Commentary and information about public safety and security, intelligence and counterintelligence, open government and secrecy, and other issues in northern Idaho and eastern Washington.

Name:
Location: Coeur d'Alene, Idaho, United States

Raised in Palouse, WA. Graduated from Washington State University. US Army (Counterintelligence). US Secret Service (Technical Security Division) in Fantasyland-on-the-Potomac and Los Angeles and other places in the world. Now living in north Idaho.

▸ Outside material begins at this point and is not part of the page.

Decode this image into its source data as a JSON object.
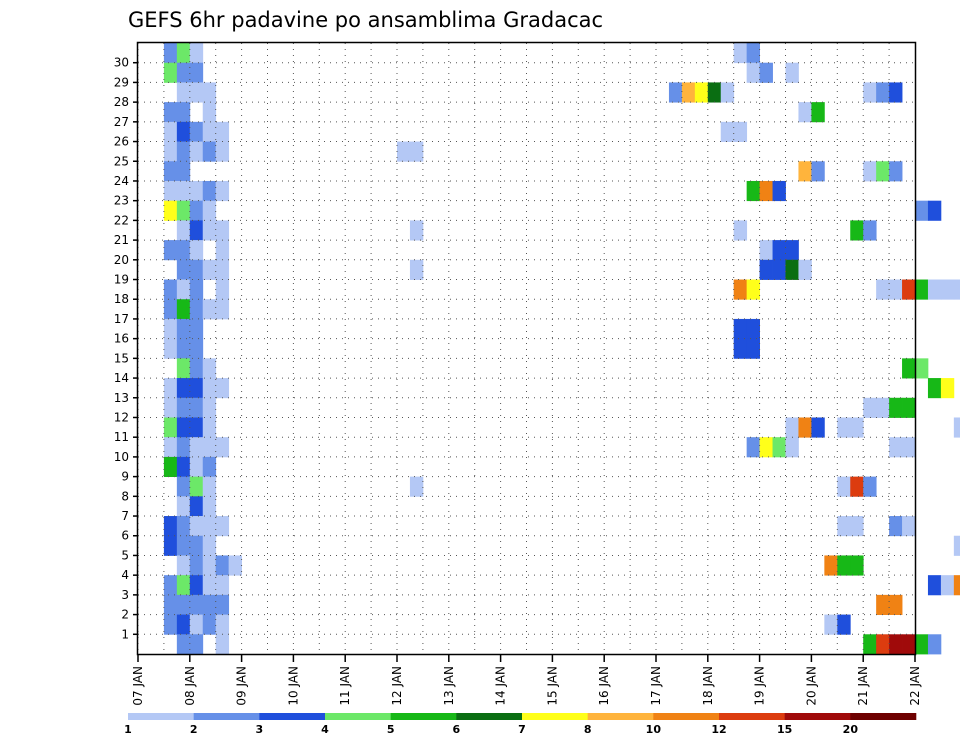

Wednesday, December 29, 2004

I Am Not a Threat!

Spokesman-Review editor Steve Smith responded to an "Ask the Editors" question about media consolidation on December 20, 2004. Here's the final paragraph of Mr. Smith's answer:
One bright spot for the writer to consider...at the same time consolidaton sweeps mainstream media, technology is opening news reporting, writing, and editing to limitless numbers of people. The future of news reporting in this country probably belongs to the self-employed, self-trained editors and bloggers rather than the corporatized few. Anyone with a PC can be in the news business now without having to invest in a chunk of metal (the printing press) or a digitized plasmatized TV studio.
Maybe it's just me, but I thought I detected a note of unnecessary anxiety in his response.

Spokesman-Review writers like Benjamin Shors, Erica Curless, and James Hagengruber need not be unduly concerned about me and my computer running them out of business. What I and other bloggers typically post is not news, it is information and comment.

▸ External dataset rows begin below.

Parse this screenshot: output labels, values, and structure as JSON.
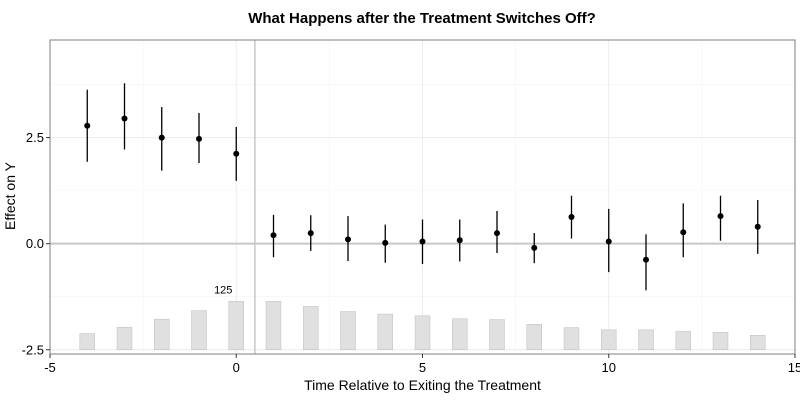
{
  "chart_data": {
    "type": "scatter",
    "title": "What Happens after the Treatment Switches Off?",
    "xlabel": "Time Relative to Exiting the Treatment",
    "ylabel": "Effect on Y",
    "xlim": [
      -5,
      15
    ],
    "ylim": [
      -2.6,
      4.8
    ],
    "x_ticks": [
      -5,
      0,
      5,
      10,
      15
    ],
    "y_ticks": [
      -2.5,
      0.0,
      2.5
    ],
    "y_tick_labels": [
      "-2.5",
      "0.0",
      "2.5"
    ],
    "grid": true,
    "vertical_reference_line": 0.5,
    "horizontal_reference_line": 0,
    "series": [
      {
        "x": [
          -4,
          -3,
          -2,
          -1,
          0,
          1,
          2,
          3,
          4,
          5,
          6,
          7,
          8,
          9,
          10,
          11,
          12,
          13,
          14
        ],
        "y": [
          2.78,
          2.95,
          2.5,
          2.47,
          2.12,
          0.2,
          0.25,
          0.1,
          0.02,
          0.05,
          0.08,
          0.25,
          -0.1,
          0.63,
          0.05,
          -0.38,
          0.27,
          0.65,
          0.4
        ],
        "ci_low": [
          1.93,
          2.22,
          1.72,
          1.9,
          1.48,
          -0.32,
          -0.17,
          -0.41,
          -0.45,
          -0.48,
          -0.42,
          -0.22,
          -0.46,
          0.12,
          -0.67,
          -1.1,
          -0.32,
          0.07,
          -0.24
        ],
        "ci_high": [
          3.63,
          3.78,
          3.22,
          3.08,
          2.75,
          0.68,
          0.67,
          0.65,
          0.45,
          0.57,
          0.57,
          0.77,
          0.25,
          1.13,
          0.82,
          0.22,
          0.95,
          1.13,
          1.03
        ]
      }
    ],
    "observation_bars": {
      "x": [
        -4,
        -3,
        -2,
        -1,
        0,
        1,
        2,
        3,
        4,
        5,
        6,
        7,
        8,
        9,
        10,
        11,
        12,
        13,
        14
      ],
      "top_y": [
        -2.12,
        -1.97,
        -1.78,
        -1.58,
        -1.36,
        -1.36,
        -1.48,
        -1.6,
        -1.66,
        -1.7,
        -1.77,
        -1.79,
        -1.9,
        -1.98,
        -2.03,
        -2.03,
        -2.07,
        -2.09,
        -2.16
      ],
      "baseline_y": -2.5,
      "annotation": {
        "x": 0,
        "text": "125"
      }
    }
  },
  "colors": {
    "point": "#000000",
    "bar_fill": "#e0e0e0",
    "bar_stroke": "#c4c4c4",
    "grid": "#ebebeb",
    "reference_line": "#c8c8c8",
    "panel_border": "#7f7f7f"
  }
}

News is a finished product. It starts out as raw information supplied by human or inhuman sources. The raw information is tested for accuracy and authenticity (well, most of the time, Jayson Blair and Dan Rather excluded) and its sources are evaluated for reliability. The story gets written and judged by one or more editors (most of whom are human or reasonably close to being), and then it gets sized, placed, and printed.

Blogger postings can be accurate, well-written, and informative, but for the most part they do not qualify as news. The reportorial and editorial discipline is often missing.

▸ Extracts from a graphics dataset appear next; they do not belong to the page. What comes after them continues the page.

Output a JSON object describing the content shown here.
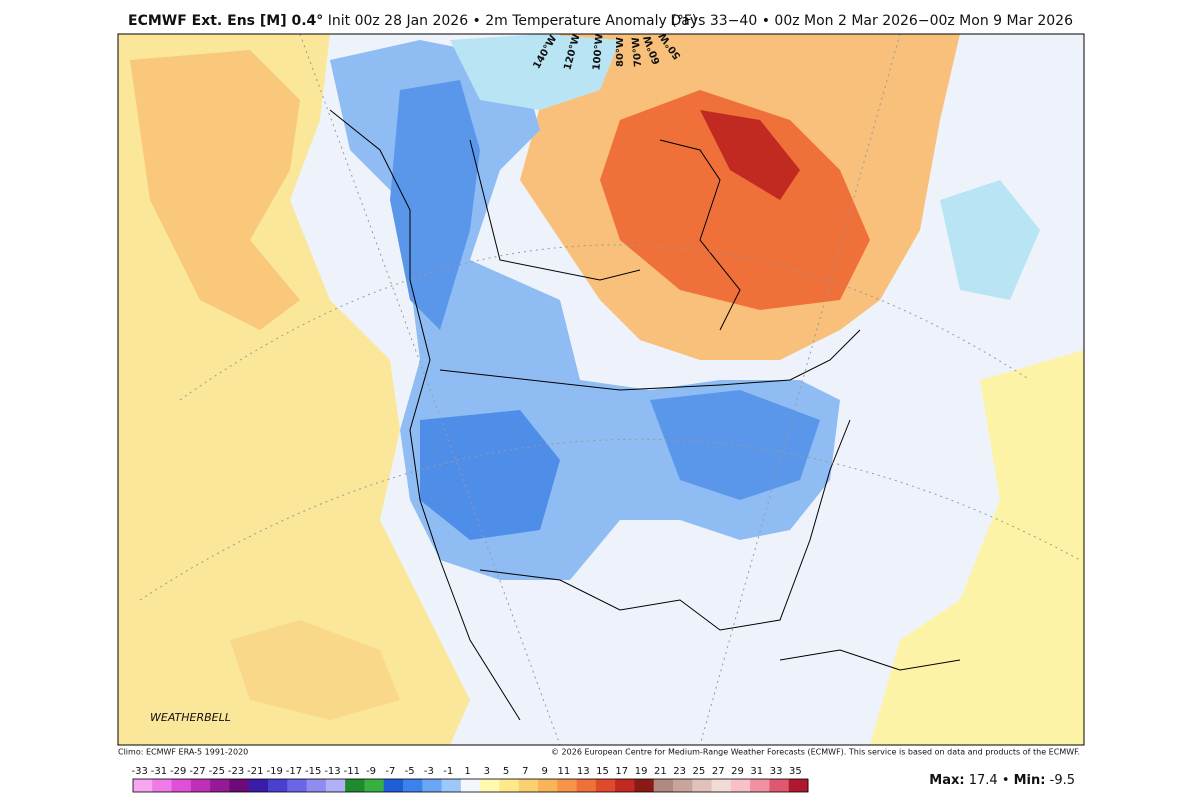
{
  "header": {
    "title_bold": "ECMWF Ext. Ens [M] 0.4°",
    "title_rest": "Init 00z 28 Jan 2026 • 2m Temperature Anomaly (°F)",
    "valid": "Days 33−40 • 00z Mon 2 Mar 2026−00z Mon 9 Mar 2026"
  },
  "map": {
    "longitude_labels": [
      "140°W",
      "120°W",
      "100°W",
      "80°W",
      "70°W",
      "60°W",
      "50°W"
    ],
    "logo": "WEATHERBELL"
  },
  "footer": {
    "climo": "Climo: ECMWF ERA-5 1991-2020",
    "copyright": "© 2026 European Centre for Medium-Range Weather Forecasts (ECMWF). This service is based on data and products of the ECMWF."
  },
  "colorbar": {
    "labels": [
      -33,
      -31,
      -29,
      -27,
      -25,
      -23,
      -21,
      -19,
      -17,
      -15,
      -13,
      -11,
      -9,
      -7,
      -5,
      -3,
      -1,
      1,
      3,
      5,
      7,
      9,
      11,
      13,
      15,
      17,
      19,
      21,
      23,
      25,
      27,
      29,
      31,
      33,
      35
    ],
    "colors": [
      "#f7a6f0",
      "#f07ae6",
      "#e04fd6",
      "#c02fb8",
      "#961a96",
      "#6e0a78",
      "#3a1ca8",
      "#4a40d0",
      "#6a66e6",
      "#8e8cf0",
      "#b2b0f6",
      "#1f8a2e",
      "#36b040",
      "#1e5fd8",
      "#3c82ec",
      "#6aa6f4",
      "#9cc8fa",
      "#f4f7fc",
      "#fff8b0",
      "#fde88a",
      "#fbd070",
      "#f9b45a",
      "#f79448",
      "#f0703a",
      "#e04a2c",
      "#c02a20",
      "#8a1a16",
      "#b08a80",
      "#c8a49a",
      "#e0c2ba",
      "#f0dcd4",
      "#f8c0c8",
      "#f090a0",
      "#e05870",
      "#b01830"
    ]
  },
  "stats": {
    "max_label": "Max:",
    "max": 17.4,
    "separator": "•",
    "min_label": "Min:",
    "min": -9.5
  }
}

But bloggers, often with highly specialized knowledge, skills, abilities, and experiences can offer reporters information that can, or should, lead to more probing and insightful questions and thus better news coverage. To put it another way, bloggers can provide specialized information to the reporters. That, of course, transforms the real reporters into editors. The reporter must perform the same kind of relevance, accuracy, timeliness, and reliability checks on blogger information that an editor performs on the reporter's stories. Since the reporter's time is very limited, it stands to reason that a blogger submitting information must begin to adopt some of the institutional discipline inherent in the news business. The blogger's information must be timely, crystal-clear so it and its relevance is quickly understood by the reporter, brief, and verifiable.

So, to answer Steve Smith, his job and his reporters' and columnists' jobs are not threatened by bloggers' access to computers and email. The "delete" button on Mr. Smith's computer can remove all traces of our not-ready-for-the-news ramblings. But since newspaper editors are being forced to reduce staff, he and other editors might want to consider ways bloggers can contribute to rather than compete with those who report and edit for a living.